The docks in front of Ducey's at Bass Lake was afloat with more than 40 beautifully restored vintage wooden boats from the 1920s, 30s and 40''s. The two day event, hosted by the Bass Lake Lions Club, was the 22nd Annual Antique and Classic Wooden Boat Show, which brings together members from both Northern and Southern California Chapters of the Antique and Classic Boat Society.
This year the event featured 47 factory manufactured water-crafts by such names as Chris Craft, Higgins, Mercury, Hackercraft, Garwood and Besotee. All of these boats have been refurnished by the owners with hundreds of hours of labor involved -- A true labor of love for most and each boat has its own unique history and story and a special place in the hearts of the people who own them.
Eric Truelson of San Jose, a retired educator, has found healing in the countless hours of labor that he has put in re-crafting his boat.
"Every piece had to be replaced," referring to "Savannah," his 22-foot Shepherd vintage boat. "We had to steam bend all the wood, it took countless hours."
For Truelson the hours takes his mind off his health issues. "This is my escape," he said. He also owns "Topsey," which has a Thunderbird motor, a hard top and is one of only 23 models ever built.
While Bill and Nancy Kehoe, who live in Auburn, were originally into restoring Model A's, Corvettes and classic Harley Davidson motorcycles, they decided to begin restoring boats. Their 1954 Chris Craft is the only wooden boat featured on a 2007 commemorative United /states postal stamp and it was one of four stamps featured in the collection.
Winners of the People's Choice Award were Joel and Debbie Castro, for their 1948 17-foot Western Fairliner Torpedo, "Banshee." The boat has been in the family since his father first bought it in 1948.
"This boat has been in the family for a long time ... Dad bought it brand new," said Joel, whose boat has won the People's Choice Award four years in a row. But for Joel its also about the camaraderie of the members of the Antique and Classic Boat Society. "This is a terrific group of people," said Joel.
Other winners at the event were Walter and Connie Rugh, for Best Restoration of their 16-foot Chris Craft named "Joey-II."
The Most Original trophy went to Ray and Sharon Kelsey of Fremont for their 17-foot Higgins Speedstar.
The last presentation for the day, Skippers Choice, went to "Osprcu," the 24-foot 1989 Hackercraft owned by Bob and Nikki Robertson.
The weekends would not have been a success without the sponsorship of the Bass Lake Lions Clubs, who annually raise funds to help support such organizations as Camp Pacifica, the Meadow Larks, MALCo and three $750 community awards for Yosemite High School graduating seniors as well as two $300 awards for adult education.
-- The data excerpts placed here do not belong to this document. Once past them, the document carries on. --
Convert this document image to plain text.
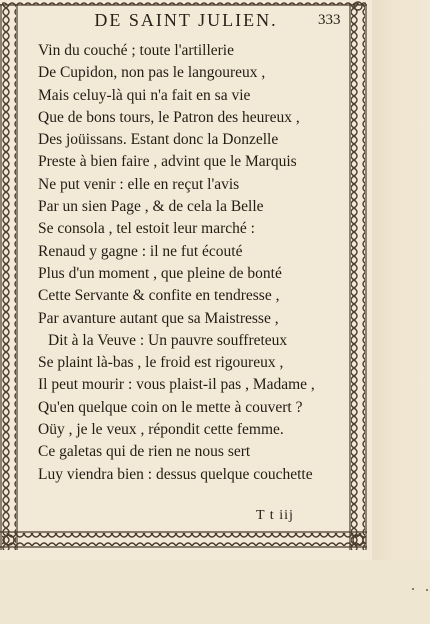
DE SAINT JULIEN.	333
Vin du couché ; toute l'artillerie
De Cupidon, non pas le langoureux ,
Mais celuy-là qui n'a fait en sa vie
Que de bons tours, le Patron des heureux ,
Des joüissans. Estant donc la Donzelle
Preste à bien faire , advint que le Marquis
Ne put venir : elle en reçut l'avis
Par un sien Page , & de cela la Belle
Se consola , tel estoit leur marché :
Renaud y gagne : il ne fut écouté
Plus d'un moment , que pleine de bonté
Cette Servante & confite en tendresse ,
Par avanture autant que sa Maistresse ,
Dit à la Veuve : Un pauvre souffreteux
Se plaint là-bas , le froid est rigoureux ,
Il peut mourir : vous plaist-il pas , Madame ,
Qu'en quelque coin on le mette à couvert ?
Oüy , je le veux , répondit cette femme.
Ce galetas qui de rien ne nous sert
Luy viendra bien : dessus quelque couchette
T t iij
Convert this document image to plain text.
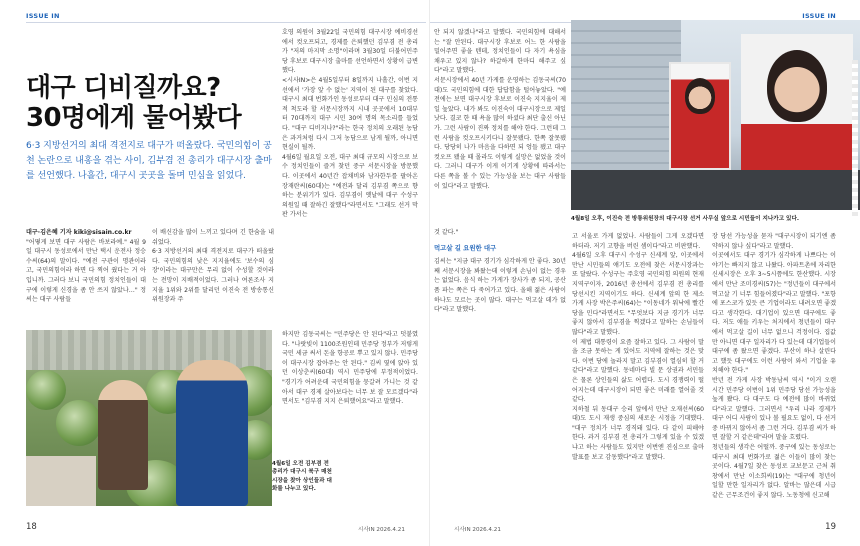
ISSUE IN
대구 디비질까요?
30명에게 물어봤다
6·3 지방선거의 최대 격전지로 대구가 떠올랐다. 국민의힘이 공천 논란으로 내홍을 겪는 사이, 김부겸 전 총리가 대구시장 출마를 선언했다. 나흘간, 대구시 곳곳을 돌며 민심을 읽었다.

대구·김은혜 기자 kiki@sisain.co.kr

"어떻게 보면 대구 사람은 바보라예." 4월 9일 대구시 동성로에서 만난 택시 운전사 정승수씨(64)의 말이다. "예전 구관이 명관이라고, 국민의힘이라 하면 다 찍어 줬다는 거 아입니까. 그러다 보니 국민의힘 정치인들이 대구에 이렇게 신경을 좀 안 쓰지 않았나…" 정씨는 대구 사람들

이 배신감을 많이 느끼고 있다며 긴 한숨을 내쉬었다.

6·3 지방선거의 최대 격전지로 대구가 떠올랐다. 국민의힘의 낮은 지지율에도 '보수의 심장'이라는 대구만은 무리 없이 수성할 것이라는 전망이 지배적이었다. 그러나 여론조사 지지율 1위와 2위를 달리던 이진숙 전 방송통신위원장과 주

호영 의원이 3월22일 국민의힘 대구시장 예비경선에서 컷오프되고, 경제를 은퇴했던 김부겸 전 총리가 "저의 마지막 소명"이라며 3월30일 더불어민주당 후보로 대구시장 출마를 선언하면서 상황이 급변했다.

<시사IN>은 4월5일부터 8일까지 나흘간, 이번 지선에서 '가장 앞 수 없는' 지역이 된 대구를 찾았다. 대구시 최대 번화가인 동성로부터 대구 민심의 전통적 척도라 할 서문시장까지 시내 곳곳에서 10대부터 70대까지 대구 시민 30여 명의 목소리를 들었다. "대구 디비지나?"라는 한국 정치의 오래된 농담은 과거처럼 다시 그저 농담으로 남게 될까, 아니면 현실이 될까.

4월6일 월요일 오전, 대구 최대 규모의 시장으로 보수 정치인들이 즐겨 찾던 중구 서문시장을 방문했다. 이곳에서 40년간 잡채비와 남자한두를 팔아온 장재란씨(60대)는 "예전과 달리 김부겸 쪽으로 향하는 분위기가 있다. 김부겸이 옛날에 대구 수성구 의원일 때 잘하긴 잘했다"라면서도 "그래도 선거 막판 가서는

4월6일 오전 김부겸 전 총리가 대구시 북구 매천시장을 찾아 상인들과 대화를 나누고 있다.

하지만 김동국씨는 "민주당은 안 된다"라고 덧붙였다. "나랏빚이 1100조원인데 민주당 정부가 저렇게 국민 세금 써서 돈을 항공로 뿌고 있지 않나. 민주당이 대구시장 잡아주는 안 된다." 김씨 옆에 앉아 있던 이상춘씨(60대) 역시 민주당에 부정적이었다. "경기가 어려운데 국민의힘을 뭉갈려 가니는 것 같아서 대구 경제 살아보다는 너무 보 잘 모르겠다"라면서도 "김부겸 지지 은퇴했어요"라고 말했다.

18	시사IN 2026.4.21
ISSUE IN

안 되지 않겠나"라고 말했다. 국민의힘에 대해서는 "잘 안된다. 대구시장 후보로 어느 한 사람을 밀어주면 좋을 텐데, 정치인들이 다 자기 욕심을 채우고 있지 않나? 하갈하게 한마디 해주고 싶다"라고 말했다.

서문시장에서 40년 가게를 운영하는 김동국씨(70대)도 국민의힘에 대한 답답함을 털어놓았다. "예전에는 보면 대구시장 후보로 이진숙 지지율이 제일 높았다. 내가 봐도 이진숙이 대구시장으로 제일 낫다. 결코 한 때 욕을 많이 하셨다 최단 출신 아닌가. 그런 사람이 진짜 정치를 해야 한다. 그런데 그런 사람을 컷오프시키다니 잘못됐다. 한쪽 잘못됐다. 당당히 나가 마음을 다하면 되 엉들 됐고 대구 컷오프 됐을 때 몰라도 이렇게 실망은 없었을 것이다. 그러니 대구가 이게 이기게 상황에 따라서는 다른 쪽을 볼 수 있는 가능성을 보는 대구 사람들이 있다"라고 말했다.

것 같다."

먹고살 길 요원한 대구

김씨는 "지금 대구 경기가 심각하게 안 좋다. 30년째 서문시장을 봐왔는데 이렇게 손님이 없는 경우는 없었다. 음식 하는 가게가 장사가 좀 되지, 공산품 파는 쪽은 다 죽어가고 있다. 올해 젊은 사람이 하나도 모르는 곳이 많다. 대구는 먹고살 데가 없다"라고 말했다.

4월8일 오후, 이진숙 전 방통위원장의 대구시장 선거 사무실 앞으로 시민들이 지나가고 있다.

고 서울로 가게 없었나. 사람들이 그게 오겠다면 하더라. 저기 고향을 버린 셈이다"라고 비판했다.

4월6일 오후 대구시 수성구 신세계 앞, 이곳에서 만난 시민들의 얘기도 오전에 찾은 서문시장과는 또 달랐다. 수성구는 주호영 국민의힘 의원의 현재 지역구이자, 2016년 총선에서 김부겸 전 총리를 당선시킨 지역이기도 하다. 신세계 앞의 한 제소 가게 사장 박은주씨(64)는 "이동네가 워낙에 빨간 당을 민다"라면서도 "무엇보다 지금 경기가 너무 좋지 않아서 김부겸을 찍겠다고 말하는 손님들이 많다"라고 말했다.

이 제법 대통령이 요즘 잘하고 있다. 그 사람이 말을 조금 못하는 게 있어도 지역에 잘하는 것은 맞다. 이번 당에 놀라지 말고 김부겸이 열심히 할 거 같다"라고 말했다. 동네마다 빌 문 상권과 서민들은 물론 상인들의 삶도 어렵다. 도시 경쟁력이 떨어지는데 대구시장이 되면 좋은 미래를 열어줄 것 같다.

지하철 뒤 동대구 승리 앞에서 만난 오재선씨(60대)도 도시 재생 중심의 새로운 시정을 기대했다. "대구 정치가 너무 경직돼 있다. 다 같이 피해야 한다. 과거 김부겸 전 총리가 그렇게 있을 수 있겠냐고 하는 사람들도 있지만 이번엔 진심으로 출마 발표를 보고 감동했다"라고 말했다.

장 당선 가능성을 묻자 "대구시장이 되기엔 좀 약하지 않나 싶다"라고 말했다.

이곳에서도 대구 경기가 심각하게 나쁘다는 이야기는 빠지지 않고 나왔다. 아파트촌에 자리한 신세시장은 오후 3~5시쯤에도 한산했다. 시장에서 만난 조미경씨(57)는 "정년들이 대구에서 먹고살 기 너무 힘들어졌다"라고 말했다. "포항에 포스코가 있듯 큰 기업이라도 내려오면 좋겠다고 생각한다. 대기업이 있으면 대구에도 좋다. 저도 애들 키우는 처지에서 청년들이 대구에서 먹고살 길이 너무 없으니 걱정이다. 집값만 아니면 대구 일자리가 다 있는데 대기업들이 대구에 좀 왔으면 좋겠다. 부산이 하나 살린다고 했듯 대구에도 이런 사람이 와서 기업을 유치해야 한다."

반년 전 가게 사장 박동남씨 역시 "이거 오랜 시간 민주당 이번이 1위 민주당 당선 가능성을 높게 봤다. 다 대구도 다 예전에 많이 바뀌었다"라고 말했다. 그러면서 "우리 나라 경제가 대구 어디 사람이 있나 볼 필요도 없이, 다 선거 중 바뀌지 않아서 좀 그런 거다. 김부겸 씨가 하면 잘할 거 같은데"라며 말을 흐렸다.

청년들의 생각은 어떨까. 중구에 있는 동성로는 대구시 최대 번화가로 젊은 이들이 많이 찾는 곳이다. 4월7일 찾은 동성로 교보문고 근처 취창에서 만난 이소희씨(19)는 "대구에 청년이 일할 만한 일자리가 없다. 알바는 많은데 시급 같은 근무조건이 좋지 않다. 노동청에 신고해

19
시사IN 2026.4.21
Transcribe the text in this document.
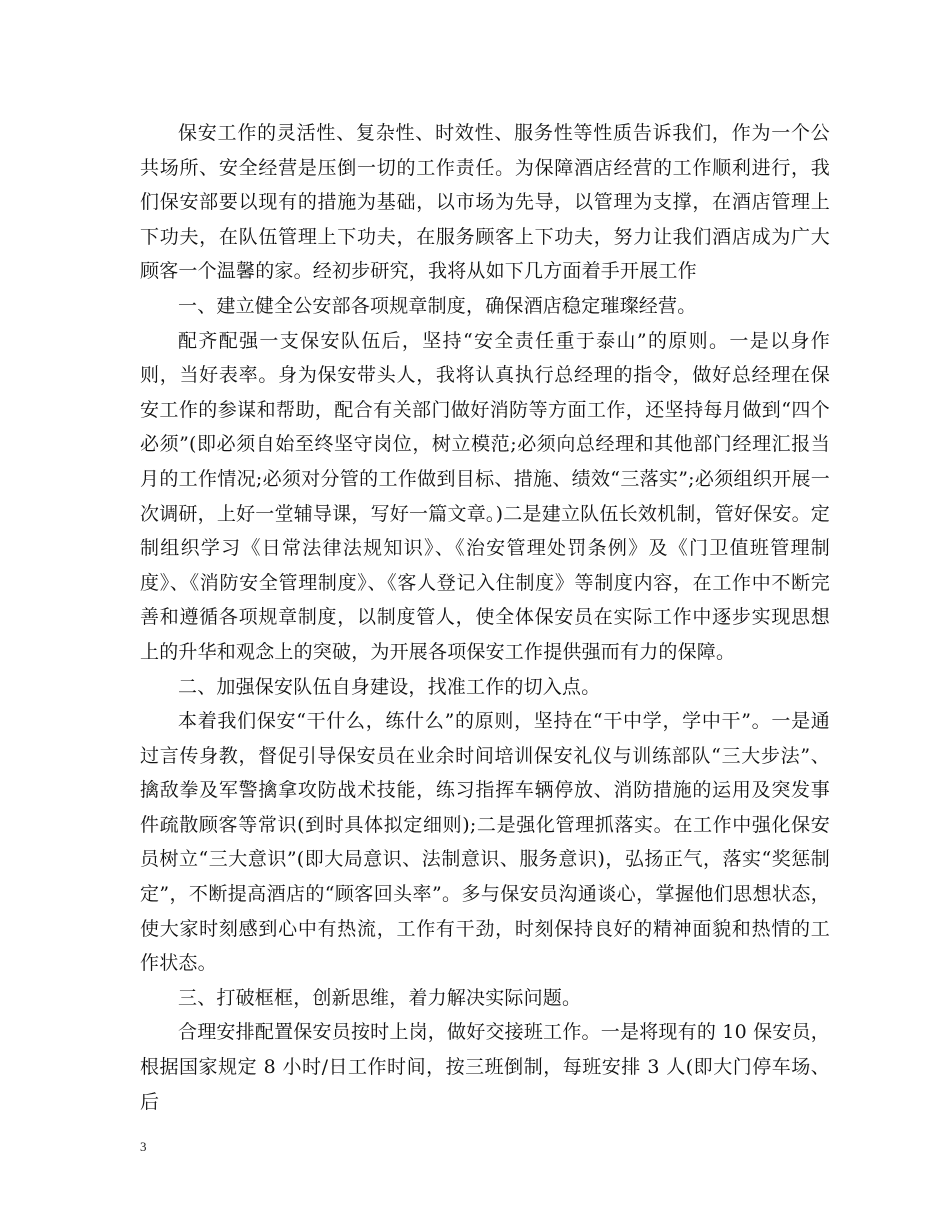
保安工作的灵活性、复杂性、时效性、服务性等性质告诉我们，作为一个公共场所、安全经营是压倒一切的工作责任。为保障酒店经营的工作顺利进行，我们保安部要以现有的措施为基础，以市场为先导，以管理为支撑，在酒店管理上下功夫，在队伍管理上下功夫，在服务顾客上下功夫，努力让我们酒店成为广大顾客一个温馨的家。经初步研究，我将从如下几方面着手开展工作

一、建立健全公安部各项规章制度，确保酒店稳定璀璨经营。

配齐配强一支保安队伍后，坚持“安全责任重于泰山”的原则。一是以身作则，当好表率。身为保安带头人，我将认真执行总经理的指令，做好总经理在保安工作的参谋和帮助，配合有关部门做好消防等方面工作，还坚持每月做到“四个必须”(即必须自始至终坚守岗位，树立模范;必须向总经理和其他部门经理汇报当月的工作情况;必须对分管的工作做到目标、措施、绩效“三落实”;必须组织开展一次调研，上好一堂辅导课，写好一篇文章。)二是建立队伍长效机制，管好保安。定制组织学习《日常法律法规知识》、《治安管理处罚条例》及《门卫值班管理制度》、《消防安全管理制度》、《客人登记入住制度》等制度内容，在工作中不断完善和遵循各项规章制度，以制度管人，使全体保安员在实际工作中逐步实现思想上的升华和观念上的突破，为开展各项保安工作提供强而有力的保障。

二、加强保安队伍自身建设，找准工作的切入点。

本着我们保安“干什么，练什么”的原则，坚持在“干中学，学中干”。一是通过言传身教，督促引导保安员在业余时间培训保安礼仪与训练部队“三大步法”、擒敌拳及军警擒拿攻防战术技能，练习指挥车辆停放、消防措施的运用及突发事件疏散顾客等常识(到时具体拟定细则);二是强化管理抓落实。在工作中强化保安员树立“三大意识”(即大局意识、法制意识、服务意识)，弘扬正气，落实“奖惩制定”，不断提高酒店的“顾客回头率”。多与保安员沟通谈心，掌握他们思想状态，使大家时刻感到心中有热流，工作有干劲，时刻保持良好的精神面貌和热情的工作状态。

三、打破框框，创新思维，着力解决实际问题。

合理安排配置保安员按时上岗，做好交接班工作。一是将现有的 10 保安员，根据国家规定 8 小时/日工作时间，按三班倒制，每班安排 3 人(即大门停车场、后

3
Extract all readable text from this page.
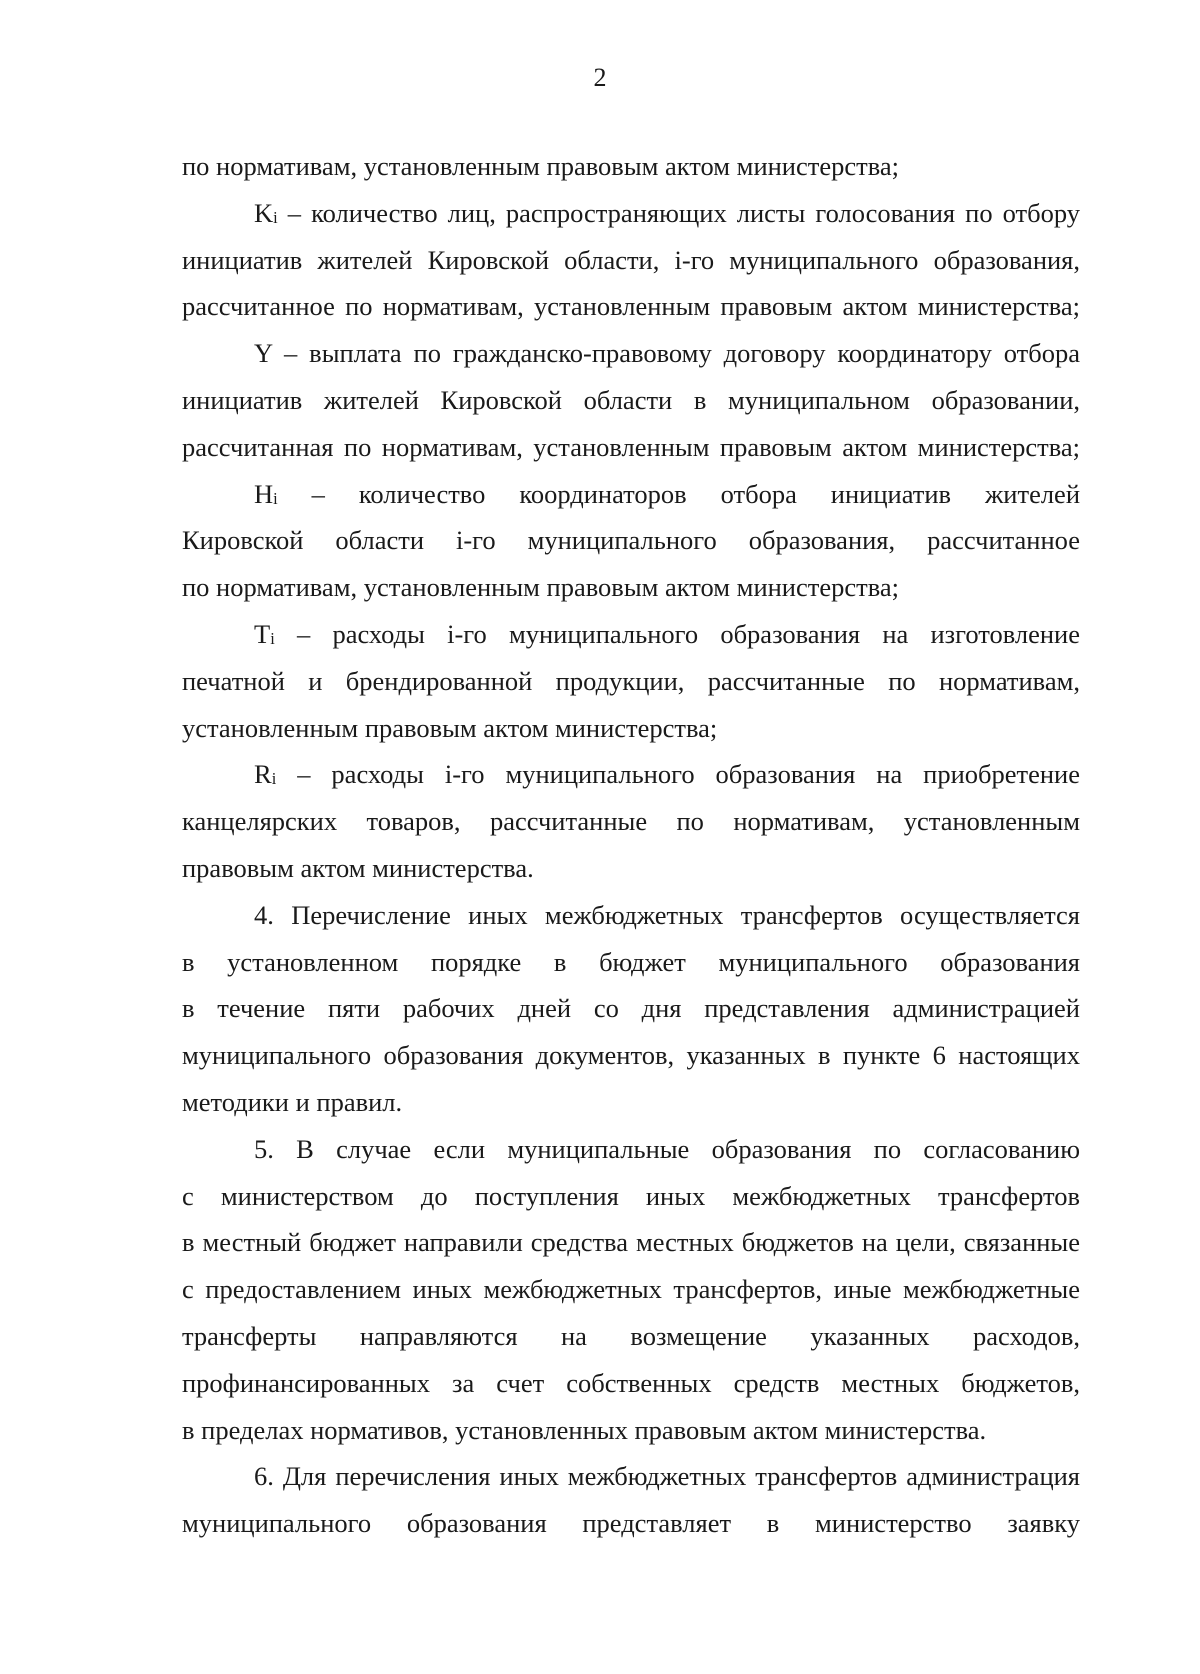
2
по нормативам, установленным правовым актом министерства;
$K_i$ – количество лиц, распространяющих листы голосования по отбору
инициатив жителей Кировской области, i-го муниципального образования,
рассчитанное по нормативам, установленным правовым актом министерства;
Y – выплата по гражданско-правовому договору координатору отбора
инициатив жителей Кировской области в муниципальном образовании,
рассчитанная по нормативам, установленным правовым актом министерства;
$H_i$ – количество координаторов отбора инициатив жителей
Кировской области i-го муниципального образования, рассчитанное
по нормативам, установленным правовым актом министерства;
$T_i$ – расходы i-го муниципального образования на изготовление
печатной и брендированной продукции, рассчитанные по нормативам,
установленным правовым актом министерства;
$R_i$ – расходы i-го муниципального образования на приобретение
канцелярских товаров, рассчитанные по нормативам, установленным
правовым актом министерства.
4. Перечисление иных межбюджетных трансфертов осуществляется
в установленном порядке в бюджет муниципального образования
в течение пяти рабочих дней со дня представления администрацией
муниципального образования документов, указанных в пункте 6 настоящих
методики и правил.
5. В случае если муниципальные образования по согласованию
с министерством до поступления иных межбюджетных трансфертов
в местный бюджет направили средства местных бюджетов на цели, связанные
с предоставлением иных межбюджетных трансфертов, иные межбюджетные
трансферты направляются на возмещение указанных расходов,
профинансированных за счет собственных средств местных бюджетов,
в пределах нормативов, установленных правовым актом министерства.
6. Для перечисления иных межбюджетных трансфертов администрация
муниципального образования представляет в министерство заявку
Jim Milligan, seven year president of the Bass Lake Lions Club stresses the proceeds from the boat show go back to the community making all the hard work putting on the show very worthwhile.
This years attendance at the boat display was more than 300 who admired and appreciated all the handiwork the participants put into re-storing their wonderful wooden boats.
John Peckham, vice president of the ACBS who has been restoring canoes and kayaks for more than 25 years, believes that there is nothing like messing about in a boat.
He said it best at Saturday's event: "Bound is the boat-less man."